Tam bir gençlik dizisi kıvamında olan, yer yer tebessüm ettirip, yer yer yaşattığı yoğun duygularla hüzünlendiren Tuna Kiremitçi'nin ilk romanı Git Kendini Çok Sevdirmeden çok beğendiğim bir kitap oldu. Bu tarza bayılıyorum.
Bohem bir hayat yaşayan dünya umrunda olmayan Fırat, kaçamak aşk yaşayıp hamile bıraktığı Esra, Fırat'ın ablası Arda, Arda ile Fırat'ın ortak arkadaşı Jülide ve Fırat'ın Istanbullu arkadaşı Ertuğrul arasında geçen sımsıcak bir gençlik romanı. Ha bir de anne var ki dillere destan.
90lı yıllardaki yaşamdan esintiler görebileceğiniz bu şirin romanda kendinizden de bir parça veya parçalar bulacaksınız eminim. O kadar bizden ki karakterler, yaşadıkları atmosferler, çocukluğumuza inip o huzurlu eski güzel günleri yad ettik sayelerinde.
Dostlukların, arkadaşlıkların, yoldaşlıkların, aile kavramının, birlik beraberliğin, en yoğun olduğu dönemlerden bahsediyor bu güzel kitap, özlemle andığımız 90lı yıllar... Ahhh ahh dediğinizi duyar gibiyim, okurken ben çok dedim.
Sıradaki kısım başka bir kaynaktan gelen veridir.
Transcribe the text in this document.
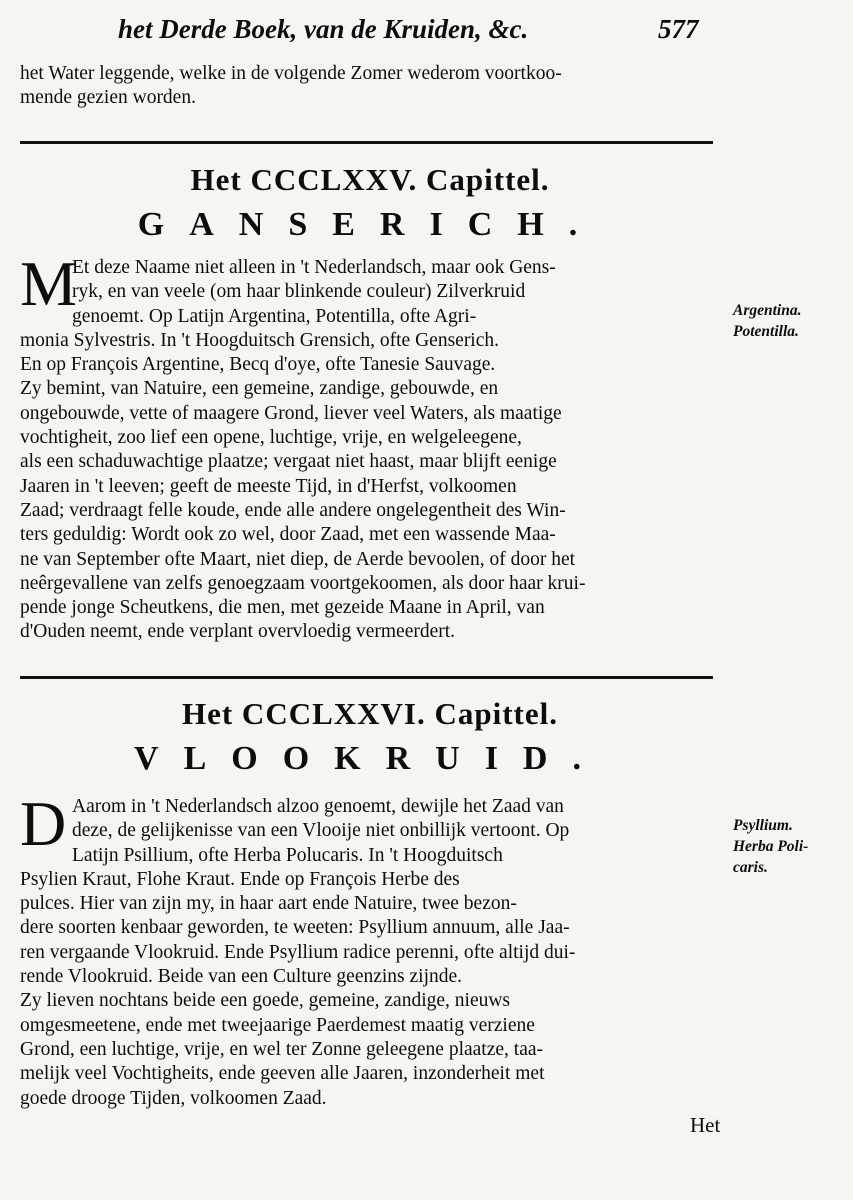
het Derde Boek, van de Kruiden, &c.	577
het Water leggende, welke in de volgende Zomer wederom voortkoo-
mende gezien worden.
Het CCCLXXV. Capittel.
GANSERICH.
M
Et deze Naame niet alleen in 't Nederlandsch, maar ook Gens-
ryk, en van veele (om haar blinkende couleur) Zilverkruid
genoemt. Op Latijn Argentina, Potentilla, ofte Agri-
monia Sylvestris. In 't Hoogduitsch Grensich, ofte Genserich.
En op François Argentine, Becq d'oye, ofte Tanesie Sauvage.
Zy bemint, van Natuire, een gemeine, zandige, gebouwde, en
ongebouwde, vette of maagere Grond, liever veel Waters, als maatige
vochtigheit, zoo lief een opene, luchtige, vrije, en welgeleegene,
als een schaduwachtige plaatze; vergaat niet haast, maar blijft eenige
Jaaren in 't leeven; geeft de meeste Tijd, in d'Herfst, volkoomen
Zaad; verdraagt felle koude, ende alle andere ongelegentheit des Win-
ters geduldig: Wordt ook zo wel, door Zaad, met een wassende Maa-
ne van September ofte Maart, niet diep, de Aerde bevoolen, of door het
neêrgevallene van zelfs genoegzaam voortgekoomen, als door haar krui-
pende jonge Scheutkens, die men, met gezeide Maane in April, van
d'Ouden neemt, ende verplant overvloedig vermeerdert.
Argentina.
Potentilla.
Het CCCLXXVI. Capittel.
VLOOKRUID.
D Aarom in 't Nederlandsch alzoo genoemt, dewijle het Zaad van
deze, de gelijkenisse van een Vlooije niet onbillijk vertoont. Op
Latijn Psillium, ofte Herba Polucaris. In 't Hoogduitsch
Psylien Kraut, Flohe Kraut. Ende op François Herbe des
pulces. Hier van zijn my, in haar aart ende Natuire, twee bezon-
dere soorten kenbaar geworden, te weeten: Psyllium annuum, alle Jaa-
ren vergaande Vlookruid. Ende Psyllium radice perenni, ofte altijd dui-
rende Vlookruid. Beide van een Culture geenzins zijnde.
Zy lieven nochtans beide een goede, gemeine, zandige, nieuws
omgesmeetene, ende met tweejaarige Paerdemest maatig verziene
Grond, een luchtige, vrije, en wel ter Zonne geleegene plaatze, taa-
melijk veel Vochtigheits, ende geeven alle Jaaren, inzonderheit met
goede drooge Tijden, volkoomen Zaad.
Psyllium.
Herba Poli-
caris.
Het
Her şey Fırat'ın kaçamak aşkı ile başlıyor ve soluğu bir anda, Eskişehir'den giderek İstanbul'da alıyor kahramanlarımız. Fırat'ın başı büyük bir belanın içindedir. Bakalım bu beladan nasıl kurtulacak çapkın Fırat efendi...
Ayrıca bir flashback, bir günümüz anlatımı ile de başka bir detayı daha mevcut romanın, tıpkı Arkadya romanlarından aşina olduğumuz gibi. Çok güzel bir anlatım tarzıdır bolca flashback kullanmak.
Arda'nın ağzından dinlediğimiz bu acı tatlı anılarda her birimizin temas ettiği bir nokta elbet vardır. Arda ile Ertuğrul aradan uzun yıllar geçmesine rağmen tekrar denk gelirler, bu sefer hoş bir tesadüf ile birlikte hoş bir sürpriz de beklemektedir Arda'yı...
Mutlaka okumalısınız, sımsıcak, bizden esintilerin var olduğu ergenlik ve yaşlılık zamanlarının harmanlandığı harika bir kitap olmuş, çok beğendim, 10/10 tam puan.